To deal with the shortfall, Nickolaus proposed a series of budget cuts. They include:
• Not filling any vacant position the rest of the year and offering incentives for early retirement, resulting in an overall 8 percent reduction in workforce.
• City departments are all facing cuts, with the largest coming from the Public Works Department at a little more than $225,000.
• Reducing the city’s economic development contract with the Jefferson City Area Chamber of Commerce by $15,000.
“There are no more easy cuts,” Nickolaus said. “Every single cut that’s on there is painful ... this is very serious.”
The council is planning to meet again in open session after the City Council meeting next week to discuss the proposed cuts and potentially approve the plan.

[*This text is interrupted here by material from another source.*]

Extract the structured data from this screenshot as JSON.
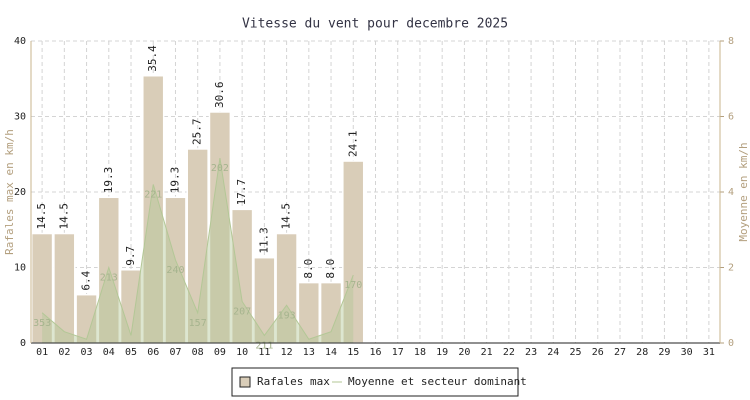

Nickolaus said the city needs to move quick, otherwise the figures could change and they could face deeper cuts.
“I would’ve appreciated knowing a little more about this material in advance,” Pope said.
Council members said they wanted more time to go through the information and proposal before coming to a decision. Mayor Eric Struemph said the council would move quickly, but with as much information as possible.
Sales tax figures adjusted
In other business, the council also was presented adjusted figures for sales tax E, which was in effect from 2007 to 2012, and sales tax F, the current city sales tax.
Betts said the city had projected $25 million coming from sales tax E, but that did not come in as expected. He said the alterations will not affect any promises made to the public, but required a shifting of funds to cover projects.
Nickolaus said sales tax E was projected to bring in $5 million per year. But in the best year of the five it lasted, it generated $4.8 million.
As for sales tax F, Betts said the city projected $26 million, or $5.2 million per year, but likely will see only $4.7 million per year, requiring some modifications to the spending plan.